How to Ensure Your Sales Teams Get the Most out of a Sales Training Initiative

How to Ensure Your Sales Teams Get the Most out of a Sales Training Initiative

Categories: Sales Coaching Tools  |  Sales Transformation

Anyone who has led a sales team knows that training doesn't instantly right the course in your sales organization. However, a focus on improving and executing on sales fundamentals can help even the most experienced account teams. The challenge is that training initiatives are often hefty investments, especially if you are leading a large sales team. If there's one thing you need to do, it's to ensure that your sales enablement initiatives are bringing the intended results. Achieving those goals begins with creating the right training initiative.

We're often asked what creates lasting success with our initiatives. Success comes from a lot of factors, both in the training room and out of it. However, here are a few of our best practices as it relates specifically to the training roll-out:

1. Training programs need clear objectives

Before anyone sits down in a training session, you need to be absolutely clear about why they’re there, what they will get from it, and how it will impact outcomes.

These objectives should be narrowly defined. Even if the overall goal is broad, such as “turn everyone into an elite seller”, your leadership and management team should still break these broad goals into smaller objectives. For example, you can focus on how to have better discovery conversations with clients or get better qualifying opportunities. 

Clear outcomes help you to measure the efficacy of the program, and they also help the individual feel like they’ve made progress in their professional development. Creating both short-term and longer-term success benchmarks ensure you have a scorecard to measure training success starting the day after training and in the upcoming quarters.

2. Sellers need to put their learning into practice

People often emerge from training sessions motivated and anxious to test out new tactics and approaches with accounts. However, when they return to the office, that energy can start to fade and bad habits emerge.

The transition from knowing to doing isn’t easy.
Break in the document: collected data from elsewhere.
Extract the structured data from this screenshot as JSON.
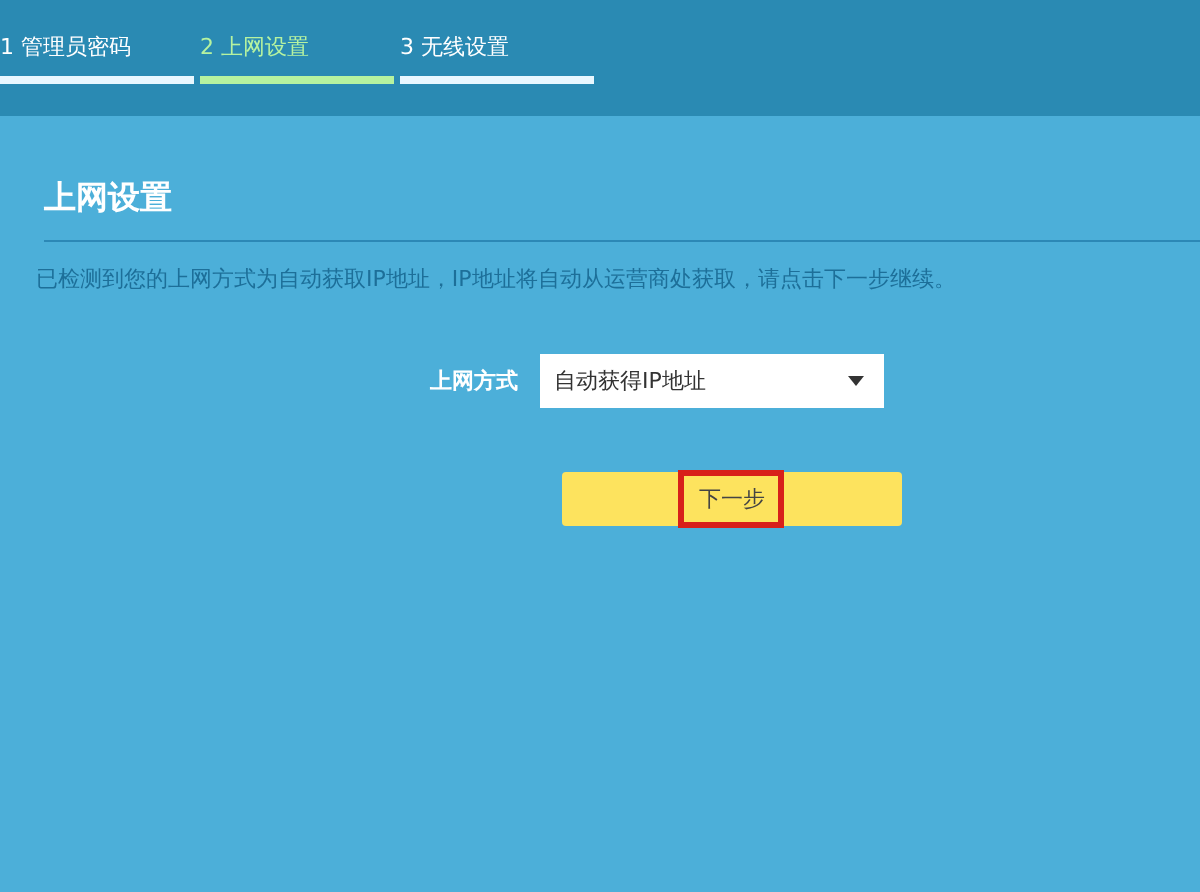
{
  "steps": [
    {
      "label": "1 管理员密码",
      "selected": false
    },
    {
      "label": "2 上网设置",
      "selected": true
    },
    {
      "label": "3 无线设置",
      "selected": false
    }
  ],
  "section": {
    "title": "上网设置",
    "description": "已检测到您的上网方式为自动获取IP地址，IP地址将自动从运营商处获取，请点击下一步继续。"
  },
  "form": {
    "label": "上网方式",
    "value": "自动获得IP地址"
  },
  "next_button": {
    "label": "下一步",
    "highlighted": true
  }
}
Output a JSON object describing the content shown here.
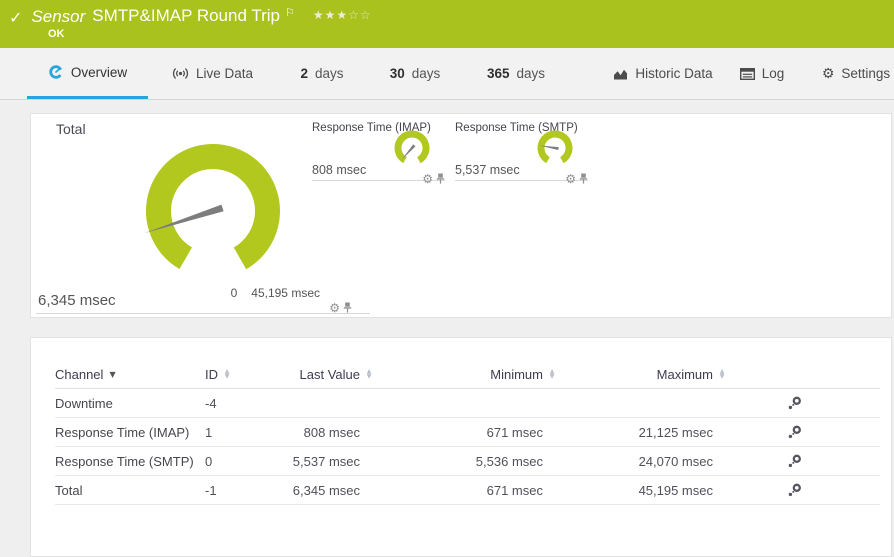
{
  "colors": {
    "header_green": "#a9c21d",
    "gauge_green": "#b2c81e",
    "accent_blue": "#2aa4dc",
    "needle_gray": "#7d7d7d",
    "page_bg": "#efeff0",
    "tabbar_bg": "#f2f2f2",
    "panel_bg": "#ffffff"
  },
  "icons": {
    "check": "✓",
    "flag": "⚐",
    "gear": "⚙",
    "stars_filled": "★★★",
    "stars_empty": "☆☆",
    "sort_asc": "▲",
    "sort_desc": "▼",
    "sorted": "▼"
  },
  "header": {
    "kind": "Sensor",
    "title": "SMTP&IMAP Round Trip",
    "status": "OK",
    "priority_filled": 3,
    "priority_total": 5
  },
  "tabs": {
    "overview": "Overview",
    "live_data": "Live Data",
    "d2_num": "2",
    "d2_label": "days",
    "d30_num": "30",
    "d30_label": "days",
    "d365_num": "365",
    "d365_label": "days",
    "historic": "Historic Data",
    "log": "Log",
    "settings": "Settings"
  },
  "gauges": {
    "total": {
      "label": "Total",
      "value": 6345,
      "min": 0,
      "max": 45195,
      "unit": "msec",
      "value_label": "6,345 msec",
      "min_label": "0",
      "max_label": "45,195 msec"
    },
    "imap": {
      "label": "Response Time (IMAP)",
      "value": 808,
      "min": 0,
      "max": 21125,
      "unit": "msec",
      "value_label": "808 msec"
    },
    "smtp": {
      "label": "Response Time (SMTP)",
      "value": 5537,
      "min": 0,
      "max": 24070,
      "unit": "msec",
      "value_label": "5,537 msec"
    }
  },
  "table": {
    "headers": {
      "channel": "Channel",
      "id": "ID",
      "last_value": "Last Value",
      "minimum": "Minimum",
      "maximum": "Maximum"
    },
    "rows": [
      {
        "channel": "Downtime",
        "id": "-4",
        "last": "",
        "min": "",
        "max": ""
      },
      {
        "channel": "Response Time (IMAP)",
        "id": "1",
        "last": "808 msec",
        "min": "671 msec",
        "max": "21,125 msec"
      },
      {
        "channel": "Response Time (SMTP)",
        "id": "0",
        "last": "5,537 msec",
        "min": "5,536 msec",
        "max": "24,070 msec"
      },
      {
        "channel": "Total",
        "id": "-1",
        "last": "6,345 msec",
        "min": "671 msec",
        "max": "45,195 msec"
      }
    ]
  }
}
Even veteran sellers can struggle with the practical application of newly-acquired knowledge. And the first time they hit a snag, they are likely to revert back to doing things the way they know how.
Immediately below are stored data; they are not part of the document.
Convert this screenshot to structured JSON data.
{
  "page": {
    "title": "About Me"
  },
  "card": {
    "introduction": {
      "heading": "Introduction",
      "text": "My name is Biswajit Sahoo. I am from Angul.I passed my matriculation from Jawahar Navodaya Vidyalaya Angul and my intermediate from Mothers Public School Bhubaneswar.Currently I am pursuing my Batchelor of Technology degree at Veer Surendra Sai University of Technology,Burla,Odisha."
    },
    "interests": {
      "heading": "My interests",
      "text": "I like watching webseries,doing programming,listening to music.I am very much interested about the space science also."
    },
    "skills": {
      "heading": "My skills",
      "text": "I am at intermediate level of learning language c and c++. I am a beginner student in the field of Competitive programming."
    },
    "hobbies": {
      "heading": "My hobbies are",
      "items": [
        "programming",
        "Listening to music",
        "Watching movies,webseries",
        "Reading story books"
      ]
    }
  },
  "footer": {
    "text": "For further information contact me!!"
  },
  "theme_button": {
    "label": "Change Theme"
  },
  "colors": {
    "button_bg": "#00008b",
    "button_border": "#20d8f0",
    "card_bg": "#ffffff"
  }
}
Ensure there is a clear path from knowing how to do things and actually doing them. Working with live opportunities in training sessions is one way to improve the practicality of training. Reinforcing the methodology with role plays, pre-call planners, and opportunity review templates can also increase the likelihood that training best practices are actually put into use.

3. Managers need to lead by example

Give your front-line managers the power and influence they need to succeed. Your reps will do what you inspect, not what you expect. Make sure your managers have the proper enablement to be effective change agents. Don’t force new programs on them. Instead involve them in the creation of any initiatives that are directly related to their team’s success. They’ll be more willing to drive it on their own teams if they had a say in its development.

4. Culture needs to support learning

Your salespeople will foster in an environment where they can practice and build their skills. A phrase we often use at Force Management is - it's okay not to know the answer, but it's not okay to not ask.

  • Does your company culture support learning and development?
  • Is there a tolerance for failure when trying new things?
  • Can people speak openly and offer feedback on the department’s approach to doing business?
  • Is there so much pressure to hit quota that individuals can’t think about developing their skills?

If you don’t have a culture that supports learning and feedback, then many of your training initiatives will struggle.